Perinatal—Referring to the period of time surrounding an infant's birth, from the last two months of pregnancy through the first 28 days of life.
If the baby's heart rate drops very low or rises very high, this can signal a serious problem if it occurs for longer than a ten-minute period. During a contraction, the flow of oxygen (from the mother) through the placenta (to the baby) is temporarily blocked. The baby should be capable of withstanding this condition since it
is receiving sufficient oxygen between contractions. The first sign that a baby is not getting enough oxygen between contractions is often a drop in the baby's heart rate after a contraction, called a late deceleration. The baby's heart rate recovers to a normal level between contractions, only to drop again after the next contraction. This is a more subtle sign of distress. These babies will do fine if they are delivered in a short period of time following the onset of the late decelerations. Sometimes, these signs develop long before delivery is expected. In that case, a c-section may be necessary.
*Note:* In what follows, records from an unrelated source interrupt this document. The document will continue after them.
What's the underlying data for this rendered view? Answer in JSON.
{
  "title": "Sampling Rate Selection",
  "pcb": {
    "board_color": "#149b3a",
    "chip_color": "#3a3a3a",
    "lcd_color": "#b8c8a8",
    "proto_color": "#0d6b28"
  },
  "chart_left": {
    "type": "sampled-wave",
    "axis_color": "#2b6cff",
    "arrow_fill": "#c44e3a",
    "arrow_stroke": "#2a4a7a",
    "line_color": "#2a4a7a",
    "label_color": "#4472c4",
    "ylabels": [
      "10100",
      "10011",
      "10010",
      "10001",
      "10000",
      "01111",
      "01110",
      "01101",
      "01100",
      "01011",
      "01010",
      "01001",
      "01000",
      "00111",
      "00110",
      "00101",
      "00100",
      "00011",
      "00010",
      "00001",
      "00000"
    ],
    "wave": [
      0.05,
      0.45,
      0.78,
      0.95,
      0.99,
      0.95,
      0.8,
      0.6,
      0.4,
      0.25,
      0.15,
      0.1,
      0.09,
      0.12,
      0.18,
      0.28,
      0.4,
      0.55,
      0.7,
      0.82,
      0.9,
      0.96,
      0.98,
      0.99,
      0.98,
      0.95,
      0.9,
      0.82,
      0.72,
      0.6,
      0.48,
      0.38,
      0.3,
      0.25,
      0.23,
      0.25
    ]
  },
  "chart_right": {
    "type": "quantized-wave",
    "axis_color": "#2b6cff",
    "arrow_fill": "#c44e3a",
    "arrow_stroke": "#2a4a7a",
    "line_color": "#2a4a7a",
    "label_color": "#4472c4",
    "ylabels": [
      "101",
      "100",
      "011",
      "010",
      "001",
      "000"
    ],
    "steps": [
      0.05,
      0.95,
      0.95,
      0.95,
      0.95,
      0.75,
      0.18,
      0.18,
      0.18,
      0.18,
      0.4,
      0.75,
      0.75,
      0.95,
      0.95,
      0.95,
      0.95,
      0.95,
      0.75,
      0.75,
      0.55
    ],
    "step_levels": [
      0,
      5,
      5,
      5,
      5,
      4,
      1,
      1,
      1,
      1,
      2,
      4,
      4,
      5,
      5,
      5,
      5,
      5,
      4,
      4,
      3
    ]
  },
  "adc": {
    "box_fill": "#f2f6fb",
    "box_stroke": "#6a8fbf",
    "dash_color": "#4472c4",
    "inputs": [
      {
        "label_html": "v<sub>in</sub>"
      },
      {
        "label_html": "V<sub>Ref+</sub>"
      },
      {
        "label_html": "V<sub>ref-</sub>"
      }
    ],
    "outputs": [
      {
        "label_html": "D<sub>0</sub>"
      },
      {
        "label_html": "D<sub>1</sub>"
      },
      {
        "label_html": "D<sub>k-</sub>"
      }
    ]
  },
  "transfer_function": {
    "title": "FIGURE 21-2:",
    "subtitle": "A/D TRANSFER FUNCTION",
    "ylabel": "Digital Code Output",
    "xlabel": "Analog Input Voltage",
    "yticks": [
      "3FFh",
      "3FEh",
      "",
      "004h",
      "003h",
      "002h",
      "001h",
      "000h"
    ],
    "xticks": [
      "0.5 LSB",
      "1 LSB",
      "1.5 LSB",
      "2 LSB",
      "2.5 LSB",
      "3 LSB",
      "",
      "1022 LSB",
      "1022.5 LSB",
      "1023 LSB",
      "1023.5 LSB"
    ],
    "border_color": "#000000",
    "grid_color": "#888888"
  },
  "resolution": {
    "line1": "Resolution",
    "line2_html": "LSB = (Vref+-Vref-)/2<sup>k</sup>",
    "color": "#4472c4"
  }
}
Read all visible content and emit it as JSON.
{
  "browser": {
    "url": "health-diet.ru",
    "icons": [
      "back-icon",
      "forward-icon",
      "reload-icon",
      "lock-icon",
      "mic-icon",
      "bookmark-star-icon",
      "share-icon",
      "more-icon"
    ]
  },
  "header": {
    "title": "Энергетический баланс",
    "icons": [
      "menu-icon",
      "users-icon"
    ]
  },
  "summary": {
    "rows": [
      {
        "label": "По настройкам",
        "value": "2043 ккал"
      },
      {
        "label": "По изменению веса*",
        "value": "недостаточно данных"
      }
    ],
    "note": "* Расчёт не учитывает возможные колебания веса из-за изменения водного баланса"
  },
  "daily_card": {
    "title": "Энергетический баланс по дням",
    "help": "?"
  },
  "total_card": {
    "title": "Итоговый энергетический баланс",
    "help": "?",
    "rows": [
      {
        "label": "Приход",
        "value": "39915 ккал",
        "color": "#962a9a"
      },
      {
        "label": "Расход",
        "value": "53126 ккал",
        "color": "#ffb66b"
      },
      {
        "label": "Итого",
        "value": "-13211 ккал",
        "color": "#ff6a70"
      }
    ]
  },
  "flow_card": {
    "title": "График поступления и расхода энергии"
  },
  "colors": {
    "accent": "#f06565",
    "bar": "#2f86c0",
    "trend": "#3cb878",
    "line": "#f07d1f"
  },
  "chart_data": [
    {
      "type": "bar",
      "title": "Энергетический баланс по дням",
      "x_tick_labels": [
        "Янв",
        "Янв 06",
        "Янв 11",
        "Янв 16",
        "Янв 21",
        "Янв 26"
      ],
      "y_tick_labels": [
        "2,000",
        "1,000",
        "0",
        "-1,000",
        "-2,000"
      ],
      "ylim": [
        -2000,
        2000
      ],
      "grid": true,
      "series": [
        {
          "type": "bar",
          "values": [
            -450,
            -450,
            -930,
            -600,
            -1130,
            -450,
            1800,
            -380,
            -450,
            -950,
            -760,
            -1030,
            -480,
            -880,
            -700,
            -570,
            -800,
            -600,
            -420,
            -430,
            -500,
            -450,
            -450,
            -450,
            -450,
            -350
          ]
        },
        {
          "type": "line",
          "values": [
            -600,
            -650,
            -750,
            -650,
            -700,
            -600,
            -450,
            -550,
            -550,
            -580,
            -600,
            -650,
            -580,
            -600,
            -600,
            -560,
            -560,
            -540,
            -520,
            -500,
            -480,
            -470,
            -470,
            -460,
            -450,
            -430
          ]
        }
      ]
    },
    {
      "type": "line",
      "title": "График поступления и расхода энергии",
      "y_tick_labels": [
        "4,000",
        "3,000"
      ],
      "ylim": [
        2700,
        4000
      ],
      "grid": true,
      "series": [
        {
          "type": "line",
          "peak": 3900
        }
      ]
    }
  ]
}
One of the worst indications of fetal distress, however, is a tracing that shows no variability at all. It is a flat tracing and indicates that the baby has sustained a severe assault on its central nervous system. It is not capable of responding to stimuli in its environment. The mother may report that she has experienced decreased fetal movement as the baby has only enough oxygen to keep the heart beating. It is for this reason that all pregnant women should be taught to keep track of fetal movement every day and to report any significant changes.